5) Setup a SQLServer connection and create two new SQLServer user accounts (usernames and passwords): swpro and swuser 

6) Setup Business Studio deployment (WebDAV), JMS connectivity, Email server as well as the iProcess web-server.

Post-install:

iProcess Objects Server Configuration –

This is where the fun really begins. Now is the time to configure the iProcess Objects Server. This bit is specially important if you are planning to install the TIBCO BusinessWorks iProcess plugin. Basically the plugin needs DB connection information. So you might want to select ‘ENABLED’ here.

A very important thing that you will need to do during this step is to setup the port for TCP. Open up the ‘services’ file in windows/system32/drivers/etc and scroll all the way to the bottom. There you should see two entries for iProcess similar to:

NODENAME_worker    PORTNUMBER/tcp      # Entry inserted by installer
NODENAME_watcher  PORTNUMBER/tcp      # Entry inserted by installer
Below the last entry add your own entry to define the TCP port to be used by the iProcess Objects Server (replace CAPPED entried with your values):

PORTNAME       PORTNUMBER/tcp               #Your comments

Copy-paste the PORTNAME to the TCP port textbox in TCP Settings tab in the iProcess Objects Server Configuration. 

Save all settings and close the Configuration panel.
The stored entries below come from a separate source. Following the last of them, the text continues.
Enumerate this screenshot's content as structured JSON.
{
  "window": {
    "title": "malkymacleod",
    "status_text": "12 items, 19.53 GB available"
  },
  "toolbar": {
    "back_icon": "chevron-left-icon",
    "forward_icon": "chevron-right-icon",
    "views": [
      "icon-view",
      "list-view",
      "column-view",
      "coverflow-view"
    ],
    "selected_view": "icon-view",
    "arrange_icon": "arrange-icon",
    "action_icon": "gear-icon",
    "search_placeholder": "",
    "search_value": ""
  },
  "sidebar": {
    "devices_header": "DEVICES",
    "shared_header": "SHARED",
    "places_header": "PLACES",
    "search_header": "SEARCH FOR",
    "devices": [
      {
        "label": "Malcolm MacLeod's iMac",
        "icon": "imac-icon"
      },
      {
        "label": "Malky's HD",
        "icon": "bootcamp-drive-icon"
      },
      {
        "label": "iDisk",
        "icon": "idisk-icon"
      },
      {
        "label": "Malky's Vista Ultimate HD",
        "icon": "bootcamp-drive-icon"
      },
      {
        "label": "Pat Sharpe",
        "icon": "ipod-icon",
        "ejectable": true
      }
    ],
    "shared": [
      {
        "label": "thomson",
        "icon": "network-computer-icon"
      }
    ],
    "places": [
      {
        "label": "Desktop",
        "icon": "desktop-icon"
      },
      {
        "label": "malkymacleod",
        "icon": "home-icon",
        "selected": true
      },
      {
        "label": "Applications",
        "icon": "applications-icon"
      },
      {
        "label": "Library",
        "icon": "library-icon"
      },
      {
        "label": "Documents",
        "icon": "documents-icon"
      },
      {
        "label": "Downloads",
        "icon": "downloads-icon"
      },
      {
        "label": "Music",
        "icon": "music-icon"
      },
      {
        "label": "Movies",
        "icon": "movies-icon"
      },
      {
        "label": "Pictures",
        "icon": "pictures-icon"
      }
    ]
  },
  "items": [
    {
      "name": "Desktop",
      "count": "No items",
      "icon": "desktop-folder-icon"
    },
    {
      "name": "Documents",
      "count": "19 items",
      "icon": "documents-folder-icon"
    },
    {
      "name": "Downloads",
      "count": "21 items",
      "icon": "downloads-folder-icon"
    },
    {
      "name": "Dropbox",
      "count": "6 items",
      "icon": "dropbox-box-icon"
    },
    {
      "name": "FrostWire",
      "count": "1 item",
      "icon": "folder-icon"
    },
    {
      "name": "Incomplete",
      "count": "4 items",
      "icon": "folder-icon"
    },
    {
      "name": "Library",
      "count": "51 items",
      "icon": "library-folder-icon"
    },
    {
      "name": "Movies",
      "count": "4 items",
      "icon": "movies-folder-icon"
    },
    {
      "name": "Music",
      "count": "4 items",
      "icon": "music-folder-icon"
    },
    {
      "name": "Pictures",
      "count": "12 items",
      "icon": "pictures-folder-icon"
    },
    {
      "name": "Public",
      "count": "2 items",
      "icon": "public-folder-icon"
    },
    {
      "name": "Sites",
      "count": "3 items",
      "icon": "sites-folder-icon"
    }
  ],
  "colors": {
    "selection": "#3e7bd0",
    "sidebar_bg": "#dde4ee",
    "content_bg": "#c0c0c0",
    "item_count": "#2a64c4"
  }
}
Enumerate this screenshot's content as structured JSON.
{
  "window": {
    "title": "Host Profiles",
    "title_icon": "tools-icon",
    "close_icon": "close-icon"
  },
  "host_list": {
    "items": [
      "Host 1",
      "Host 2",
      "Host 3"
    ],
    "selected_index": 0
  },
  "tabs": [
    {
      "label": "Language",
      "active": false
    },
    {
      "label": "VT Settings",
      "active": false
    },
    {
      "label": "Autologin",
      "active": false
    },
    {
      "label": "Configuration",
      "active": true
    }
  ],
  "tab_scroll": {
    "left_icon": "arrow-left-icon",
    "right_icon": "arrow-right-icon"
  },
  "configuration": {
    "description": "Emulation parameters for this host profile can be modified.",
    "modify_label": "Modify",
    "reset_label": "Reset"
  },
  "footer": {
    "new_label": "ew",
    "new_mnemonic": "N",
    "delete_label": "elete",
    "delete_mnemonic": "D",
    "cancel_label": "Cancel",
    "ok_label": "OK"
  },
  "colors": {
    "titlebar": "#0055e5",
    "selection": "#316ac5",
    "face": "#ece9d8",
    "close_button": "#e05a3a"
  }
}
Then restart the server.

After restart go to the ‘Services’ section of the Administrative Tools panel and locate the iProcess service (there will be two services if you also installed the iProcess web server).

NOTE: Make sure the SQLServer on which the iProcess database was created is up and running.

Start up the ‘iProcess Process Sentinals’ service. 

 If everything has been installed properly then the service will start up normally (it takes some time to do so, don’t be worried if you don’t see the progress bar moving for some time).

In case the service does not start up normally (Windows will throw up an error message) the FIRST thing to check is whether the SQLServer instance, you created the database on, is reachable and you can login with the same credentials you provided (swpro) during the install.

Testing the install:

The best way to test the install (ONLY if you are the administrator AND you have studied the documentation) is to play around with ‘swadm’  in the ‘swserver/NODENAME/util’ directory.

One of the things you might want to do is allow addition of non-OS users to iProcess, especially important if you have enabled external authentication (e.g. through LDAP). 

Open up command line interface and go to the ‘util’ directory. Type in and press enter the following command:

swadm set_attribute 0 ALL 0 DISABLE_USER_CHECK 1

The above command sets up a new attribute called DISABLE_USER_CHECK with the value of ‘1’. It will allow the addition of non-OS users for all processes. 0 is the Logical Machine ID, ALL signifies do it for all processes (otherwise add process name) and 0 is for the process instance.

An easier way to check it is to install the Windows-based Workspace Browser (11.1.0) and point it to the new iProcess engine.

NOTE: I have done a similar install on Windows 7 – 64bit edition. While TIBCO does not support iProcess Engine SQLServer (11.1.0) on Windows 7, there were no problems in the installation and the performance was up to the mark.